Results (i) and (iii) imply the first known exponential lower bounds on the
number of nodes of threshold--$MOD^r$ circuits, $r\neq 2$.
They are based on a new lower bound method for the representation
length of functions as threshold functions over predefined
function bases, which, in contrast to previous related techniques
works even if the
edge weights are allowed to be unbounded and if the bases are nonorthogonal.
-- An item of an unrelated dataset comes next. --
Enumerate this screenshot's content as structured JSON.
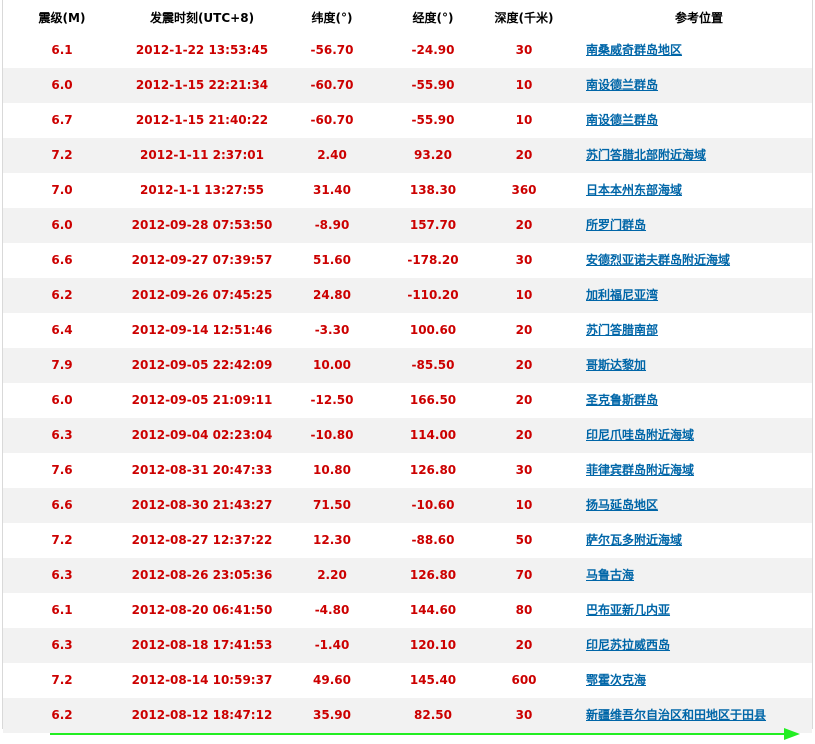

The special importance of result (iii) consists in the fact that the known
spectral--theoretically based
lower bound methods for threshold--$XOR$ circuits can provably
not be applied to
$AC_0$--functions. Thus, by (ii), result (iii) is quite sharp and gives a
partial (negative) answer to the
(open) question whether there exist simulations of $AC_0$--circuits
by small depth threshold circuits which are more efficient than that
given by Yao's important result that $ACC^*\subseteq TC_{0,3}^*$ [Y90].
Finally we observe that our method works also for
$MOD^{p}$-$MOD^q$ circuits, if $p$ is a power of a prime.